Eugene England seemed to one of those crossing the brethren’s line with some of theological musings. Recently, Fiona Givens did as well with her discussion of Heavenly Mother. I asked Dr Terryl Givens if it was easy to unintentionally cross the brethren’s line.
GT: Well, now it feels like the Church just kind of vacillates back and forth. There’s openness, and then they close and they’re open again, and they’re closed. I’m curious about your experience coming from Virginia, and now you’re back here at BYU. Lately, there’s been a big thing with Mother in Heaven. I talked with Margaret Toscano a few months ago. There was a big scuttle bit about Fiona, your wife, with mentioning Mother in Heaven. Margaret said, “I don’t understand. This is an ancient Christian idea.” So, it seems like there’s openness, there’s closedness. Can you talk about that issue?
Terryl: Yeah. Well, there are varying ways of invoking Heavenly Mother’s name. Or of talking about her or approaching the subject of Heavenly Mother in our theology or in doctrine. In the case of Fiona, she’s doing cutting edge research into the ancient traditions of the feminine divine, which should be completely innocuous, if not just a beautiful addition to the corpus of scholarly understanding of how can we document the fact that so many ancient peoples yearned to find some kind of feminine presence in the heavens? So, her work is one of excavation, of just trying to find where can we find traces in the Old Testament and in Syriac Christianity and other Near Eastern traditions? The problem is that there’s an institutional history associated with feminists in the 1980s and 90s, advocating prayer to Heavenly Mother, worship of Heavenly Mother. So, I think the institution, at times, gets very nervous, that one is going to bleed into the other. So that’s, I think, my interpretation of what’s at work here.
Terryl: Neither Fiona, nor I would ever advocate prayer or worship of Heavenly Mother and neither one of us certainly presume to have any doctrinal insights. But, I knew when I came to BYU, that I was moving from a secular sphere to a church institutional one. I read an essay many years ago by a theologian in the Catholic Church, by the name of Marshall. He wrote an essay called the Vocation of the Theologian and the Church. He points out that if you believe in an institution that is presided over by men holding authority and keys, they have the stewardship to speak in God’s name. The vocation of the theologian is to support and sustain and explicate those positions. I think that’s pretty consistent with how I understand the role and responsibility of a committed member of the Church who does work in theology or Church history. So, I don’t see my responsibility or my right to be that of breaking new ground, moving ahead, changing directions. I believe that everything that I’m doing is in support of what the Church teaches. I think there’s a lot of interesting work that can be done to explicate our history and our past and contexts and implications and ramifications and presuppositions. I think that’s, that’s what I’m trying to do.
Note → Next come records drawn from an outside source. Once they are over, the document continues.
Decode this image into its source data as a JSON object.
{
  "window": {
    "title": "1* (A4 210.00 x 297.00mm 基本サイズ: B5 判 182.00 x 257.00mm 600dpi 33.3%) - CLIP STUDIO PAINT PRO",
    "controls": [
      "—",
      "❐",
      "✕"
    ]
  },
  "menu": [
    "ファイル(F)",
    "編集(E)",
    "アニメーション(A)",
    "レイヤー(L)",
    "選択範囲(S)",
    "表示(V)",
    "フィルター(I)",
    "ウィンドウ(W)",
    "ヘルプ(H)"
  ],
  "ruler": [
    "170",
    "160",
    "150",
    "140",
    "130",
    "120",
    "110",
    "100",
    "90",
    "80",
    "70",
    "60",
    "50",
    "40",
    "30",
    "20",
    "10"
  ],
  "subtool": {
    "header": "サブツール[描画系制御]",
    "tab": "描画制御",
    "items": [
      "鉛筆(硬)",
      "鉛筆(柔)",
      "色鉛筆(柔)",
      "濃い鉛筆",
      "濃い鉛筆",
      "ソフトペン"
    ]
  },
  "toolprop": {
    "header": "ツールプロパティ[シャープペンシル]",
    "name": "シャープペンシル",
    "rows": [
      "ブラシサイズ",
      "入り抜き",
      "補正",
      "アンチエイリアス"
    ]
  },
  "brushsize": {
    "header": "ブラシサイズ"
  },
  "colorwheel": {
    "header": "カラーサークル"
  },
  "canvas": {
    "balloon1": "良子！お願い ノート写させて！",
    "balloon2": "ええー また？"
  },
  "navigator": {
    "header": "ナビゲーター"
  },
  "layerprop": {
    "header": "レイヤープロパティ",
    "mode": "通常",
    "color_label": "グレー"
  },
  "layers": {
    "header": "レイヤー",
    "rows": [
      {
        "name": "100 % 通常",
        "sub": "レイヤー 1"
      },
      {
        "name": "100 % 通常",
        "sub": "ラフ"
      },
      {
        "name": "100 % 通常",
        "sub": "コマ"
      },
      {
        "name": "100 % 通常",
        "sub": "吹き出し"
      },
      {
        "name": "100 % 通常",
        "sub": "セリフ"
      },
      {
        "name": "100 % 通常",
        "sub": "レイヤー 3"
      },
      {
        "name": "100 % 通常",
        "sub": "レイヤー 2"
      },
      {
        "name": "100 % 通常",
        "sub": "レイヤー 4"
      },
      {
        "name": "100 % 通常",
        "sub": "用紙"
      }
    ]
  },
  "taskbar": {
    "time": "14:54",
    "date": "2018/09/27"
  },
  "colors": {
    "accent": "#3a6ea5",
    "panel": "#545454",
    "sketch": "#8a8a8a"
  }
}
GT: Is it easy to unintentionally step over a line that you didn’t intend to, and did Eugene England do that?
Terryl: Well, I think that line is a moving line.
Terryl: So, it’s impossible to know whose sensibility you’re going to offend? I think at any given moment, there–well, you’re never going to find–I don’t believe you would ever find perfect conformity on any number of doctrinal, well, they’re not doctrinal. [You’re never going to find conformity] on contested teachings and ideas.